2. Informe de la autoridad judicial requerida: mediante escrito visible en el folio 20 del expediente, el Juzgado Quinto de Ejecución de Penas y Medidas de Seguridad de Tunja solicita se niegue la petición de habeas corpus promovida por
el señor Urrutia, por improcedente y afirma que ese despacho vigila la ejecución de las penas impuestas al sancionado. Que el accionante, por un lado, mediante la sentencia del 7 de octubre de 2003, del Juzgado Especializado de Descongestión de Popayán, fue condenado por el delito de terrorismo agravado, a la pena principal de 12 años de prisión y multa de 5000 s.m.l.m.v. y a la pena accesoria de interdicción de derechos y funciones públicas por el mismo término de la pena principal, expediente NI22964 (NUR 2002 0010300). Por otro, mediante sentencia del 8 de mayo de 2002, el Juzgado Quinto Penal del Circuito de Popayán, lo condenó por el punible de fabricación y tráfico de armas de fuego y municiones, a la pena principal de un (1) año de prisión y a la accesoria de interdicción de derechos y funciones públicas por el mismo término, (expediente 2001-0183-00). Pone de presente que el accionante ha estado privado de la libertad por cuenta de esas causas desde el 31 de diciembre de 2001 hasta 25 de febrero de 2009 y desde el 30 de mayo de 2014 hasta la fecha (7 de mayo de 2017), le figuran reconocimiento de redención de la pena de 4 meses, 15.6 días; 4 meses 13,5 días; 193 días o 6 meses 13 días; 51 días ó 1 mes y 21 días y 5 meses 1.5 días; y que verificado el tiempo total descotado y redimido a la fecha es de 141 meses y
5.6 días. Informa que no ha cumplido la totalidad de la pena de 12 años, 4 meses que equivalen a 148 meses de prisión. Aduce que, ese Despacho mediante auto interlocutorio 248 del 27 de febrero de 2017, resolvió de manera negativa la solicitud “de amnistía de jure y la petición de libertad condicionada conforme a la ley 1820 de 2016”; por cuanto el sentenciado no demuestra ser favorecido del ámbito de aplicación personal de la ley y que el cumplimiento de dicho requisito es presupuesto material y de fondo para la concesión de cualquiera de los beneficios de esa ley y que la decisión fue notificada de manera personal. Argumenta que la privación de la libertad del señor Román Enrique Urrutia obedece al cumplimiento de la pena de prisión legítimamente impuesta y que no le corresponde al juez constitucional sustituir al juez natural y que la acreditación del fuero personal es indispensable para aplicar la Ley 1820 de 2016.
3. Trámite procesal.
La solicitud de habeas corpus en primera instancia fue repartida el 6 de marzo de 2007, por la Oficina de Reparto de la Seccional de Administración Judicial Tunja, al Tribunal Administrativo de Boyacá, autoridad que mediante auto de esa misma fecha, la admitió, ordenó notificar por el medio más expedito al Juzgado Quinto de Ejecución de Penas y Medidas de Seguridad de Tunja, solicitó información al establecimiento carcelario de mediana seguridad de Chiquinquirá-Regional Central, sobre la situación jurídica del señor Román Enrique Urrutia. Mediante sentencia del 7 de marzo de 2007, negó la solicitud formulada por el
señor Román Enrique Urrutia. Por auto del 10 de marzo de 2017 el Tribunal Administrativo de Boyacá, concedió la impugnación presentada por el señor Román Enrique Urrutia, contra la sentencia del 7 de marzo de 2007. En segunda instancia, el asunto fue repartido, el 14 de marzo de 2017.

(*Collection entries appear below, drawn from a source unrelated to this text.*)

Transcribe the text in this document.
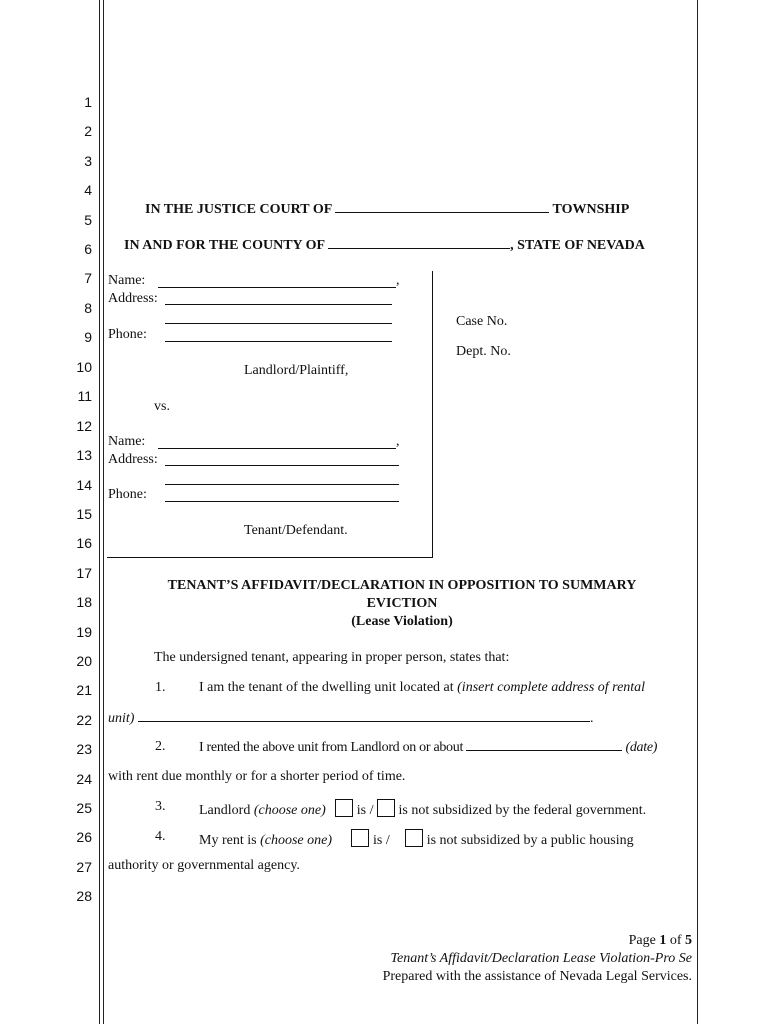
1
2
3
4
5
6
7
8
9
10
11
12
13
14
15
16
17
18
19
20
21
22
23
24
25
26
27
28
IN THE JUSTICE COURT OF	TOWNSHIP
IN AND FOR THE COUNTY OF	, STATE OF NEVADA
Name:	,
Address:
Phone:
Landlord/Plaintiff,
vs.
Name:	,
Address:
Phone:
Tenant/Defendant.
Case No.
Dept. No.
TENANT’S AFFIDAVIT/DECLARATION IN OPPOSITION TO SUMMARY
EVICTION
(Lease Violation)
The undersigned tenant, appearing in proper person, states that:
1. I am the tenant of the dwelling unit located at (insert complete address of rental
unit)	.
2. I rented the above unit from Landlord on or about	(date)
with rent due monthly or for a shorter period of time.
3. Landlord (choose one) is / is not subsidized by the federal government.
4. My rent is (choose one)	is /	is not subsidized by a public housing
authority or governmental agency.
Page 1 of 5
Tenant’s Affidavit/Declaration Lease Violation-Pro Se
Prepared with the assistance of Nevada Legal Services.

4. Fallo de primera instancia Mediante la sentencia del 7 de marzo de 2017, el Tribunal Administrativo de Boyacá negó la solicitud de habeas corpus, presentada por el señor Román Enrique Urrutia, y adujo que la Corte Suprema de Justicia ha precisado que cuando se encuentra en curso un proceso judicial no puede invocarse la solicitud de habeas corpus para sustituir los procedimientos ordinarios o comunes dentro de los cuales deben formularse las peticiones de libertad.

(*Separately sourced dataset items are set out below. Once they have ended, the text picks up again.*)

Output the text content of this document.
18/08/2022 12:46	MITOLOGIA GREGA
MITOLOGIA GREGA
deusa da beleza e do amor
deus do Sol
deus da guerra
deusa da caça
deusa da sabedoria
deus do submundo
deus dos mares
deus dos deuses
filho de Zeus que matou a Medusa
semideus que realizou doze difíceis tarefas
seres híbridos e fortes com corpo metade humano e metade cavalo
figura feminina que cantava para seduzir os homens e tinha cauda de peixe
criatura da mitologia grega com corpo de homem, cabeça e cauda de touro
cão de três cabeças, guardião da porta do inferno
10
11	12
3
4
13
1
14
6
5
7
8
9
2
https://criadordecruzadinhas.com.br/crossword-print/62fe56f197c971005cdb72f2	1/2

Se refirió que la Ley 1820 de 2016, consagra la libertad condicionada y amnistía de iure por delitos políticos y conexos, con ocasión del proceso de Paz y que de conformidad en los artículos 15 y 16, respecto de quienes ya existe una condena por los delitos referidos es el Juez de Ejecución de Penas a quien le corresponde aplicar esas figuras y que los recursos contra las decisiones de primera instancia se interpondrán ante la Jurisdicción de Paz, según el Decreto 377 de 2017. Que revisadas las pruebas en el caso concreto el interesado no agotó los recursos ordinarios ante el Juez de Ejecución de Penas y Medidas de Seguridad y que es improcedente la solicitud de libertad a que se refiere esas normas. Afirmó, que si bien el juez constitucional está facultado para intervenir como garante de los
derechos fundamentales de una persona, no advierte una flagrante vía de hecho que atente contra la libertad, ni causal de procedencia de la acción constitucional ejercida. (fl 44 a 54)

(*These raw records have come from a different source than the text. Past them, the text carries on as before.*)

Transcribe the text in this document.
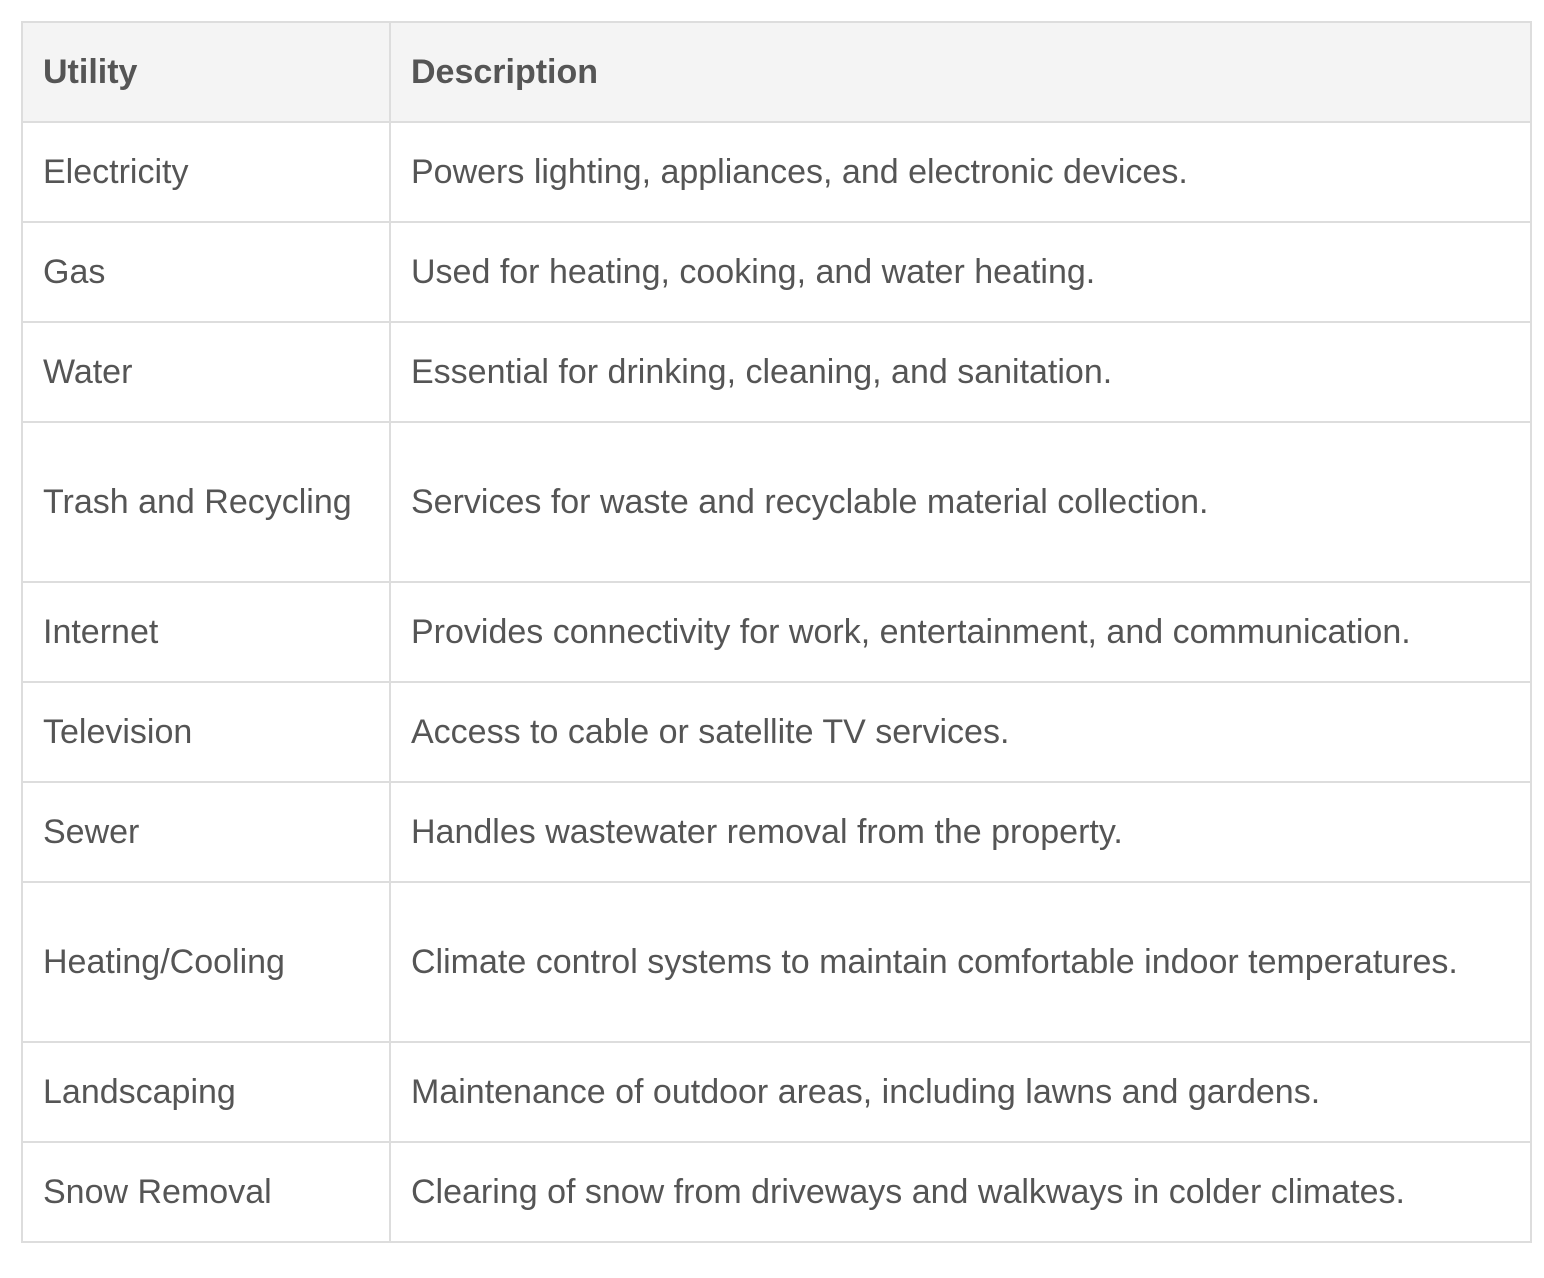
Utility	Description
Electricity	Powers lighting, appliances, and electronic devices.
Gas	Used for heating, cooking, and water heating.
Water	Essential for drinking, cleaning, and sanitation.
Trash and Recycling	Services for waste and recyclable material collection.
Internet	Provides connectivity for work, entertainment, and communication.
Television	Access to cable or satellite TV services.
Sewer	Handles wastewater removal from the property.
Heating/Cooling	Climate control systems to maintain comfortable indoor temperatures.
Landscaping	Maintenance of outdoor areas, including lawns and gardens.
Snow Removal	Clearing of snow from driveways and walkways in colder climates.
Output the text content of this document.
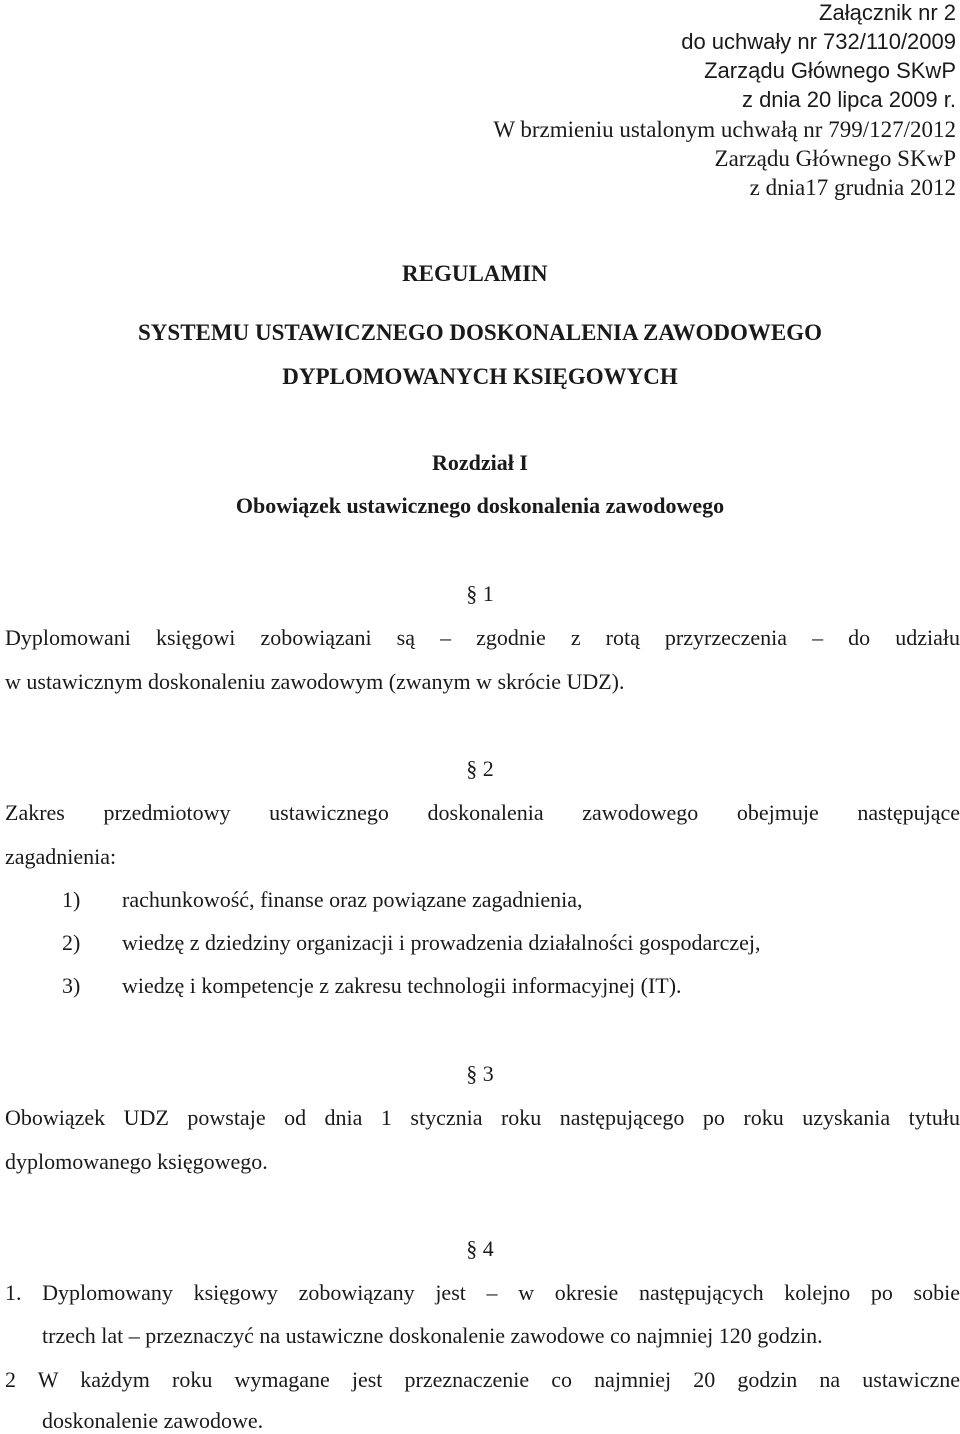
Załącznik nr 2
do uchwały nr 732/110/2009
Zarządu Głównego SKwP
z dnia 20 lipca 2009 r.
W brzmieniu ustalonym uchwałą nr 799/127/2012
Zarządu Głównego SKwP
z dnia17 grudnia 2012
REGULAMIN
SYSTEMU USTAWICZNEGO DOSKONALENIA ZAWODOWEGO
DYPLOMOWANYCH KSIĘGOWYCH
Rozdział I
Obowiązek ustawicznego doskonalenia zawodowego
§ 1
Dyplomowani księgowi zobowiązani są – zgodnie z rotą przyrzeczenia – do udziału
w ustawicznym doskonaleniu zawodowym (zwanym w skrócie UDZ).
§ 2
Zakres przedmiotowy ustawicznego doskonalenia zawodowego obejmuje następujące
zagadnienia:
1) rachunkowość, finanse oraz powiązane zagadnienia,
2) wiedzę z dziedziny organizacji i prowadzenia działalności gospodarczej,
3) wiedzę i kompetencje z zakresu technologii informacyjnej (IT).
§ 3
Obowiązek UDZ powstaje od dnia 1 stycznia roku następującego po roku uzyskania tytułu
dyplomowanego księgowego.
§ 4
1. Dyplomowany księgowy zobowiązany jest – w okresie następujących kolejno po sobie
trzech lat – przeznaczyć na ustawiczne doskonalenie zawodowe co najmniej 120 godzin.
2 W każdym roku wymagane jest przeznaczenie co najmniej 20 godzin na ustawiczne
doskonalenie zawodowe.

5. Del recurso de apelación Mediante escrito visible en el folio 59 del expediente, la parte accionante, impugnó la sentencia del 7 de marzo de 2017, argumentando que los delitos de terrorismo y de porte de arma de fuego, fueron cometidos en el marco y con ocasión del conflicto armado de las FARC-EP contra el Estado Colombiano; pero que el Juez Quinto de Ejecución de Penas y Medidas de Seguridad le negó la libertad porque considera: que esos delitos no podían enmarcarse en ese escenario y que no está acreditado que el autor pertenezca a las FARC y que el juez constitucional afirma que no podía invocar el habeas corpus para reclamar la libertad olvidando que el condenado cumple el tiempo de privación efectiva requerido para obtener el beneficio de la ley 1820 de 2016 y que esos mecanismos tardan mucho tiempo.
Que de no concederse la libertad se le estaría prolongado su privación de manera injusta e incurriendo en falta de aplicación de la ley 1820 de 2016 y que ésta norma le es aplicable a su situación, así no sea integrante de las FARC-EP. Anexa fotocopia del acta de compromiso suscrita ante la Secretaría Ejecutiva Transitoria –Jurisdicción Especial para la Paz-.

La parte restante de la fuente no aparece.